Government today said suggestions on the draft national education policy will now be accepted till August 15 against the earlier stipulated date of July 31.
Asking members in Rajya Sabha and Lok Sabha to make their suggestions on the proposed policy to make it comprehensive, HRD Minister Prakash Javadekar said “we need your suggestions and I appeal to all to give them.
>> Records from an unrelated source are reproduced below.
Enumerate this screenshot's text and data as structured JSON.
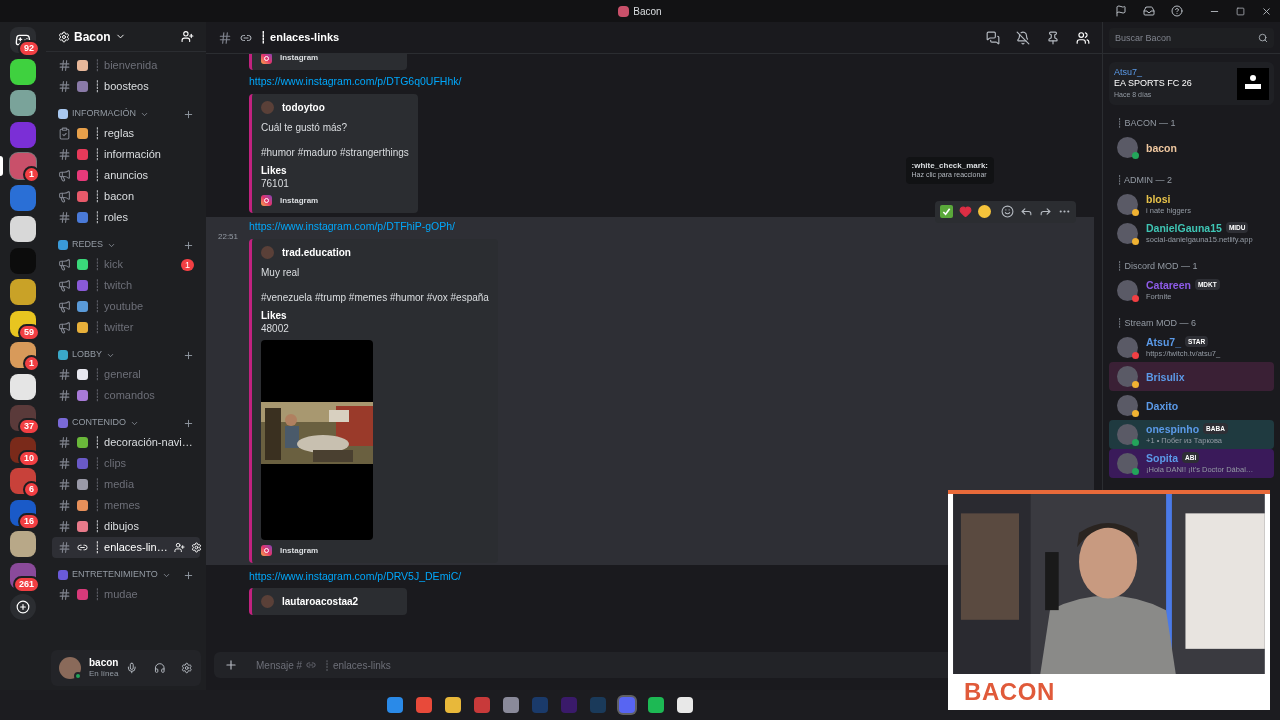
{
  "title_bar": {
    "title": "Bacon"
  },
  "servers": [
    {
      "kind": "home",
      "badge": "92",
      "color": "#2b2d31",
      "selected": false
    },
    {
      "kind": "icon",
      "color": "#3fd13f",
      "selected": false
    },
    {
      "kind": "icon",
      "color": "#7aa39a",
      "selected": false
    },
    {
      "kind": "icon",
      "color": "#7b2fd6",
      "selected": false
    },
    {
      "kind": "icon",
      "color": "#c9506a",
      "badge": "1",
      "selected": true
    },
    {
      "kind": "icon",
      "color": "#2a6fd6",
      "selected": false
    },
    {
      "kind": "icon",
      "color": "#d8d8d8",
      "selected": false
    },
    {
      "kind": "icon",
      "color": "#0c0c0c",
      "selected": false
    },
    {
      "kind": "icon",
      "color": "#c9a227",
      "selected": false
    },
    {
      "kind": "icon",
      "color": "#e8c520",
      "badge": "59",
      "selected": false
    },
    {
      "kind": "icon",
      "color": "#d89a5a",
      "badge": "1",
      "selected": false
    },
    {
      "kind": "icon",
      "color": "#e5e5e5",
      "selected": false
    },
    {
      "kind": "icon",
      "color": "#5a3a3a",
      "badge": "37",
      "selected": false
    },
    {
      "kind": "icon",
      "color": "#7a2a1a",
      "badge": "10",
      "selected": false
    },
    {
      "kind": "icon",
      "color": "#c8413a",
      "badge": "6",
      "selected": false
    },
    {
      "kind": "icon",
      "color": "#1a5ac8",
      "badge": "16",
      "selected": false
    },
    {
      "kind": "icon",
      "color": "#b8a888",
      "selected": false
    },
    {
      "kind": "icon",
      "color": "#8a4a9a",
      "badge": "261",
      "selected": false
    },
    {
      "kind": "add",
      "color": "#2b2d31"
    }
  ],
  "server_header": {
    "name": "Bacon"
  },
  "channels": [
    {
      "kind": "text",
      "name": "┊ bienvenida",
      "color": "#e8b89a",
      "unread": false,
      "selected": false
    },
    {
      "kind": "text",
      "name": "┊ boosteos",
      "color": "#8a7aa8",
      "unread": true,
      "selected": false
    }
  ],
  "categories": [
    {
      "name": "INFORMACIÓN",
      "color": "#a8c8f0",
      "channels": [
        {
          "kind": "rules",
          "name": "┊ reglas",
          "color": "#e8a04a",
          "unread": true,
          "selected": false
        },
        {
          "kind": "text",
          "name": "┊ información",
          "color": "#e83a5a",
          "unread": true,
          "selected": false
        },
        {
          "kind": "announce",
          "name": "┊ anuncios",
          "color": "#e83a7a",
          "unread": true,
          "selected": false
        },
        {
          "kind": "announce",
          "name": "┊ bacon",
          "color": "#e85a6a",
          "unread": true,
          "selected": false
        },
        {
          "kind": "text",
          "name": "┊ roles",
          "color": "#4a7ad8",
          "unread": true,
          "selected": false
        }
      ]
    },
    {
      "name": "REDES",
      "color": "#3a9ad8",
      "channels": [
        {
          "kind": "announce",
          "name": "┊ kick",
          "color": "#3ad87a",
          "unread": false,
          "selected": false,
          "badge": "1"
        },
        {
          "kind": "announce",
          "name": "┊ twitch",
          "color": "#8a5ad8",
          "unread": false,
          "selected": false
        },
        {
          "kind": "announce",
          "name": "┊ youtube",
          "color": "#5a9ad8",
          "unread": false,
          "selected": false
        },
        {
          "kind": "announce",
          "name": "┊ twitter",
          "color": "#e8b03a",
          "unread": false,
          "selected": false
        }
      ]
    },
    {
      "name": "LOBBY",
      "color": "#3aa8c8",
      "channels": [
        {
          "kind": "text",
          "name": "┊ general",
          "color": "#e8e8f0",
          "unread": false,
          "selected": false
        },
        {
          "kind": "text",
          "name": "┊ comandos",
          "color": "#a87ad8",
          "unread": false,
          "selected": false
        }
      ]
    },
    {
      "name": "CONTENIDO",
      "color": "#7a6ad8",
      "channels": [
        {
          "kind": "text",
          "name": "┊ decoración-navi…",
          "color": "#6ab83a",
          "unread": true,
          "selected": false
        },
        {
          "kind": "text",
          "name": "┊ clips",
          "color": "#6a5ac8",
          "unread": false,
          "selected": false
        },
        {
          "kind": "text",
          "name": "┊ media",
          "color": "#9a9aa8",
          "unread": false,
          "selected": false
        },
        {
          "kind": "text",
          "name": "┊ memes",
          "color": "#e8905a",
          "unread": false,
          "selected": false
        },
        {
          "kind": "text",
          "name": "┊ dibujos",
          "color": "#e87a8a",
          "unread": true,
          "selected": false
        },
        {
          "kind": "text",
          "name": "┊ enlaces-lin…",
          "unread": true,
          "selected": true
        }
      ]
    },
    {
      "name": "ENTRETENIMIENTO",
      "color": "#6a5ad8",
      "channels": [
        {
          "kind": "text",
          "name": "┊ mudae",
          "color": "#d83a7a",
          "unread": false,
          "selected": false
        }
      ]
    }
  ],
  "user_panel": {
    "name": "bacon",
    "status_text": "En línea",
    "kind": "online"
  },
  "channel_header": {
    "name": "┊ enlaces-links"
  },
  "search": {
    "placeholder": "Buscar Bacon"
  },
  "messages": [
    {
      "kind": "partial",
      "hovered": false,
      "embed": {
        "footer": "Instagram"
      }
    },
    {
      "kind": "link",
      "hovered": false,
      "link": "https://www.instagram.com/p/DTG6q0UFHhk/",
      "embed": {
        "author": "todoytoo",
        "description": "Cuál te gustó más?",
        "tags": "#humor #maduro #strangerthings",
        "field_name": "Likes",
        "field_value": "76101",
        "footer": "Instagram"
      }
    },
    {
      "kind": "link",
      "hovered": true,
      "time": "22:51",
      "link": "https://www.instagram.com/p/DTFhiP-gOPh/",
      "embed": {
        "author": "trad.education",
        "description": "Muy real",
        "tags": "#venezuela #trump #memes #humor #vox #españa",
        "field_name": "Likes",
        "field_value": "48002",
        "video": true,
        "footer": "Instagram"
      }
    },
    {
      "kind": "link",
      "hovered": false,
      "link": "https://www.instagram.com/p/DRV5J_DEmiC/",
      "embed": {
        "author": "lautaroacostaa2"
      }
    }
  ],
  "reaction_tooltip": {
    "title": ":white_check_mark:",
    "hint": "Haz clic para reaccionar"
  },
  "composer": {
    "placeholder": "Mensaje #",
    "channel": "┊ enlaces-links"
  },
  "activity_card": {
    "user": "Atsu7_",
    "game": "EA SPORTS FC 26",
    "time": "Hace 8 días"
  },
  "member_groups": [
    {
      "title": "┊ BACON — 1",
      "members": [
        {
          "name": "bacon",
          "color": "#f0c8a0",
          "kind": "online"
        }
      ]
    },
    {
      "title": "┊ ADMIN — 2",
      "members": [
        {
          "name": "blosi",
          "color": "#e8c34a",
          "kind": "idle",
          "sub": "i nate higgers"
        },
        {
          "name": "DanielGauna15",
          "color": "#3fc6b5",
          "kind": "idle",
          "tag": "MIDU",
          "sub": "social-danielgauna15.netlify.app"
        }
      ]
    },
    {
      "title": "┊ Discord MOD — 1",
      "members": [
        {
          "name": "Catareen",
          "color": "#8e5be8",
          "kind": "dnd",
          "tag": "MDKT",
          "sub": "Fortnite"
        }
      ]
    },
    {
      "title": "┊ Stream MOD — 6",
      "members": [
        {
          "name": "Atsu7_",
          "color": "#5b9ae8",
          "kind": "dnd",
          "tag": "STAR",
          "sub": "https://twitch.tv/atsu7_"
        },
        {
          "name": "Brisulix",
          "color": "#5b9ae8",
          "kind": "idle",
          "banner": {
            "color": "#3a2035"
          }
        },
        {
          "name": "Daxito",
          "color": "#5b9ae8",
          "kind": "idle"
        },
        {
          "name": "onespinho",
          "color": "#5b9ae8",
          "kind": "online",
          "tag": "BABA",
          "sub": "+1 • Побег из Таркова",
          "banner": {
            "color": "#1f3a40"
          }
        },
        {
          "name": "Sopita",
          "color": "#5b9ae8",
          "kind": "online",
          "tag": "ABI",
          "sub": "¡Hola DANI! ¡It's Doctor Dábal…",
          "banner": {
            "color": "#3a1a5a"
          }
        }
      ]
    }
  ],
  "overlay": {
    "label": "BACON"
  },
  "taskbar": [
    {
      "color": "#2a8ae8",
      "active": false
    },
    {
      "color": "#e84a3a",
      "active": false
    },
    {
      "color": "#e8b83a",
      "active": false
    },
    {
      "color": "#c83a3a",
      "active": false
    },
    {
      "color": "#8a8a9a",
      "active": false
    },
    {
      "color": "#1a3a6a",
      "active": false
    },
    {
      "color": "#3a1a6a",
      "active": false
    },
    {
      "color": "#1a3a5a",
      "active": false
    },
    {
      "color": "#5865f2",
      "active": true
    },
    {
      "color": "#1db954",
      "active": false
    },
    {
      "color": "#e8e8e8",
      "active": false
    }
  ]
}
We can extend the date (for suggestions) to August 15 because we want this to be a national mission in a way.”
Suggestions were invited from all on it till July 31, he told the Upper House during Question Hour, “we want that all MPs should also make their suggestions on the draft policy and we would be ready to accept them till August 15 now.”
He said he would provide a copy of the draft education policy to all MPs by tomorrow and “we your suggestions are welcome on it, which we would accept till August 15”.
In the Lok Sabha while replying to a discussion on a Bill, he said, “by Monday, you will receive the salient draft points and till August 15 all members can submit their suggestions.”
To a question on whether the new policy proposes morning preayers, he denied so saying, “there is no such proposal”.
Javadekar said education was an issue that concerned everyone and should be made a national mission and that is why government has come out with a draft education policy and suggestions on it will now be accepted till August 15.
“The last education policy was made in 1986 and implemented in 1992. That is why there is need for a good policy that would take the country forward. We have come out with the draft education policy after holding several rounds of discussions across the country.
“Suggestions were invited from all on it till July 31, but we want that all MPs should also make their suggestions on the draft policy and we would be ready to accept them till August 15,” he said.
To a question on whether the new policy would encroach upon states’ rights, he said, “It is not taking away powers of states. Rather we are working with them as partners. The attempt is to make the education better and improve its quality.”
Replying to members’ concerns on the new policy affecting missionary schools, he said “any institution working with rules need not worry at all. We will appreciate the good role played by such institutions.”
Javadekar, however, preffered not to reply to a specific query on “saffronisation” of education, which was made by some Congress and Left members in the presence of the Prime Minister.